The Herald later issued a formal apology to the family.

===Books===
During his career McLean collected many of his newspaper columns into compact, book‑format volumes that brought his distinct “Urban Voltaire” voice to a reading public beyond the daily press. His 1990 volume The Bedside Urban Voltaire gathered a selection of his most vivid and characteristic pieces from the Glasgow Herald and related papers. This book mixed humour, city‑life observation, social commentary and the everyday drama of working‑class Glasgow. A year later he followed this with More Bedside Urban Voltaire, which offered additional material in the same vein. These books were a retrospective distillation of McLean's sharp wit, anecdotal richness, and a rooted sense of place.

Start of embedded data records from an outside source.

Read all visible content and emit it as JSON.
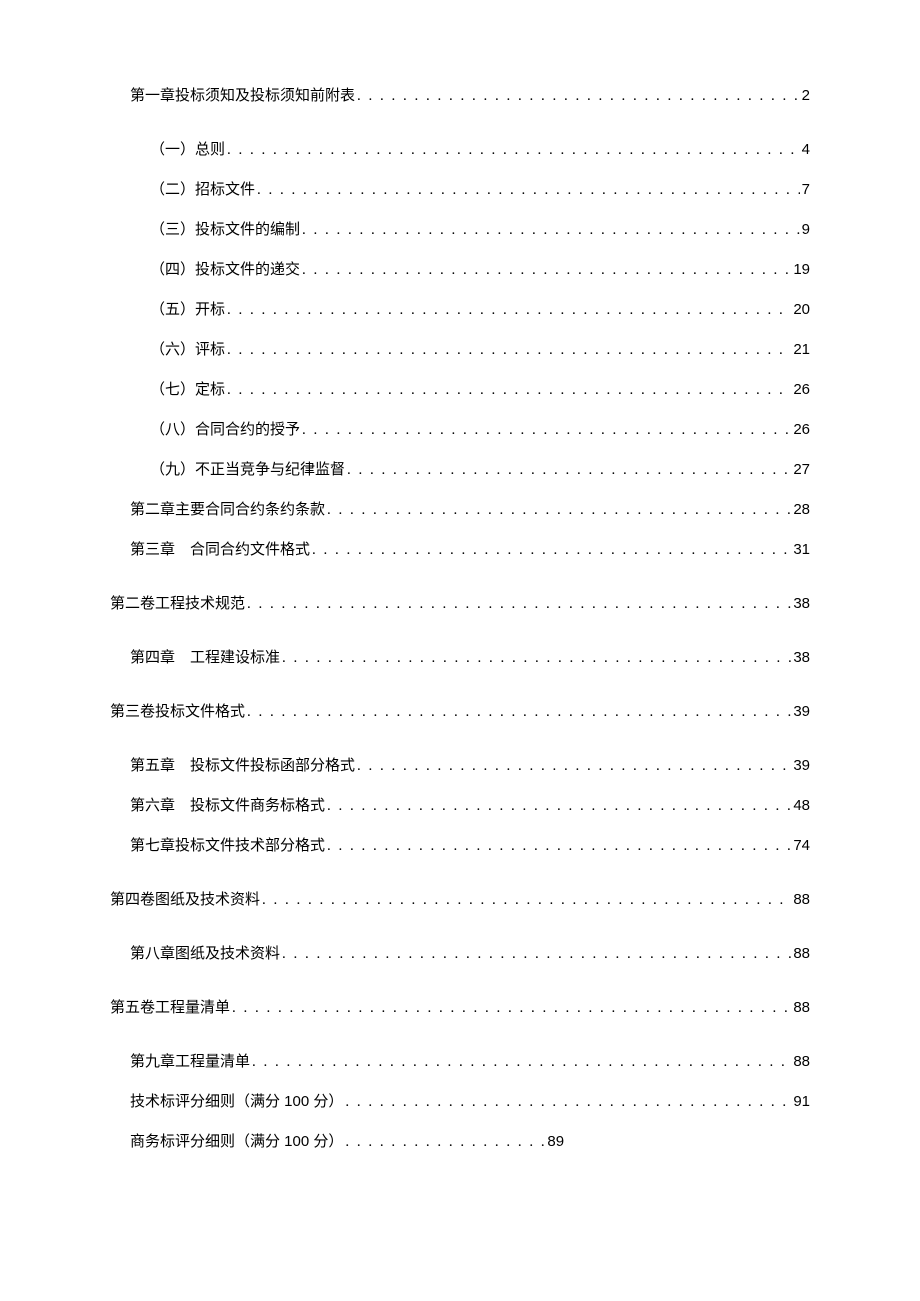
{
  "toc": [
    {
      "label": "第一章投标须知及投标须知前附表",
      "page": "2",
      "level": 1,
      "spacing": "large"
    },
    {
      "label": "（一）总则",
      "page": "4",
      "level": 2,
      "spacing": "normal",
      "space_after_label": true
    },
    {
      "label": "（二）招标文件",
      "page": "7",
      "level": 2,
      "spacing": "normal",
      "space_after_label": true
    },
    {
      "label": "（三）投标文件的编制",
      "page": "9",
      "level": 2,
      "spacing": "normal",
      "space_after_label": true
    },
    {
      "label": "（四）投标文件的递交",
      "page": "19",
      "level": 2,
      "spacing": "normal",
      "space_after_label": true
    },
    {
      "label": "（五）开标",
      "page": "20",
      "level": 2,
      "spacing": "normal",
      "space_after_label": true
    },
    {
      "label": "（六）评标",
      "page": "21",
      "level": 2,
      "spacing": "normal",
      "space_after_label": true
    },
    {
      "label": "（七）定标",
      "page": "26",
      "level": 2,
      "spacing": "normal",
      "space_after_label": true
    },
    {
      "label": "（八）合同合约的授予",
      "page": "26",
      "level": 2,
      "spacing": "normal"
    },
    {
      "label": "（九）不正当竞争与纪律监督",
      "page": "27",
      "level": 2,
      "spacing": "normal",
      "space_after_label": true
    },
    {
      "label": "第二章主要合同合约条约条款",
      "page": "28",
      "level": 1,
      "spacing": "normal",
      "space_after_label": true
    },
    {
      "label": "第三章　合同合约文件格式",
      "page": "31",
      "level": 1,
      "spacing": "large"
    },
    {
      "label": "第二卷工程技术规范",
      "page": "38",
      "level": 0,
      "spacing": "large"
    },
    {
      "label": "第四章　工程建设标准",
      "page": "38",
      "level": 1,
      "spacing": "large"
    },
    {
      "label": "第三卷投标文件格式",
      "page": "39",
      "level": 0,
      "spacing": "large"
    },
    {
      "label": "第五章　投标文件投标函部分格式",
      "page": "39",
      "level": 1,
      "spacing": "normal"
    },
    {
      "label": "第六章　投标文件商务标格式",
      "page": "48",
      "level": 1,
      "spacing": "normal"
    },
    {
      "label": "第七章投标文件技术部分格式",
      "page": "74",
      "level": 1,
      "spacing": "large",
      "space_after_label": true
    },
    {
      "label": "第四卷图纸及技术资料",
      "page": "88",
      "level": 0,
      "spacing": "large"
    },
    {
      "label": "第八章图纸及技术资料",
      "page": "88",
      "level": 1,
      "spacing": "large",
      "space_after_label": true
    },
    {
      "label": "第五卷工程量清单",
      "page": "88",
      "level": 0,
      "spacing": "large"
    },
    {
      "label": "第九章工程量清单",
      "page": "88",
      "level": 1,
      "spacing": "normal",
      "space_after_label": true
    },
    {
      "label": "技术标评分细则（满分",
      "page": "91",
      "level": 1,
      "spacing": "normal",
      "score": "100",
      "suffix": "分）",
      "space_after_label": true
    },
    {
      "label": "商务标评分细则（满分",
      "page": "89",
      "level": 1,
      "spacing": "normal",
      "score": "100",
      "suffix": "分）",
      "short": true,
      "space_after_label": true
    }
  ],
  "dots": ". . . . . . . . . . . . . . . . . . . . . . . . . . . . . . . . . . . . . . . . . . . . . . . . . . . . . . . . . . . . . . . . . . . . . . . . . . . . . . . . . . . . . . . . . . . . . . . . . . . . . . . . . . . . . . . . . . . . . . . ."
}
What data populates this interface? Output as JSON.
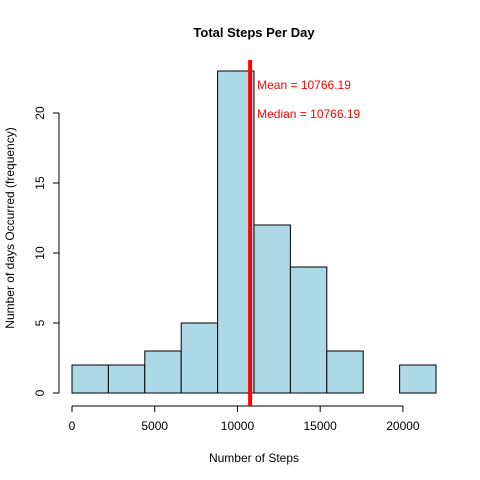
{
  "chart_data": {
    "type": "bar",
    "subtype": "histogram",
    "title": "Total Steps Per Day",
    "xlabel": "Number of Steps",
    "ylabel": "Number of days Occurred (frequency)",
    "bins": [
      {
        "start": 0,
        "end": 2200,
        "count": 2
      },
      {
        "start": 2200,
        "end": 4400,
        "count": 2
      },
      {
        "start": 4400,
        "end": 6600,
        "count": 3
      },
      {
        "start": 6600,
        "end": 8800,
        "count": 5
      },
      {
        "start": 8800,
        "end": 11000,
        "count": 23
      },
      {
        "start": 11000,
        "end": 13200,
        "count": 12
      },
      {
        "start": 13200,
        "end": 15400,
        "count": 9
      },
      {
        "start": 15400,
        "end": 17600,
        "count": 3
      },
      {
        "start": 17600,
        "end": 19800,
        "count": 0
      },
      {
        "start": 19800,
        "end": 22000,
        "count": 2
      }
    ],
    "xlim": [
      0,
      22000
    ],
    "ylim": [
      0,
      23
    ],
    "xticks": [
      0,
      5000,
      10000,
      15000,
      20000
    ],
    "yticks": [
      0,
      5,
      10,
      15,
      20
    ],
    "bar_color": "#add8e6",
    "mean_line": {
      "value": 10766.19,
      "color": "#ff0000"
    },
    "annotations": [
      {
        "text": "Mean =  10766.19",
        "color": "#ff0000"
      },
      {
        "text": "Median =  10766.19",
        "color": "#ff0000"
      }
    ],
    "grid": false,
    "legend": "none"
  }
}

In 1996 McLean published his autobiography, Hopeless But Not Serious: The Autobiography of the Urban Voltaire, which expanded his collected columns with new memoir writing and offered a fuller account of his childhood, family background, education and early journalistic development.

In 2007 McLean released The Compendium of Nosh (An A–Z of Food), a book that combined playful commentary and encyclopaedic entries on dishes, ingredients and food customs. This work drew on Mclean's lifelong interest in Glasgow’s social life and his flair for light cultural observation. He also contributed to the literary heritage of Glasgow, writing the preface in 2011 for a new edition of The Heart of Glasgow (originally 1965) by local writer Jack House.

==Personal life==
Educated at Allan Glen's School, McLean worked for 20 years as a secondary school art teacher, but was dismissed for assaulting a pupil, as he later recounted in his column.

McLean was a well-known resident of Glasgow's South Side, where he lived for over 35 years, and where he could often be found in the pubs along the Pollokshaws Road.

He died on 27 December 2023, at the age of 77. After his death, tributes were paid by Nicola Sturgeon and others.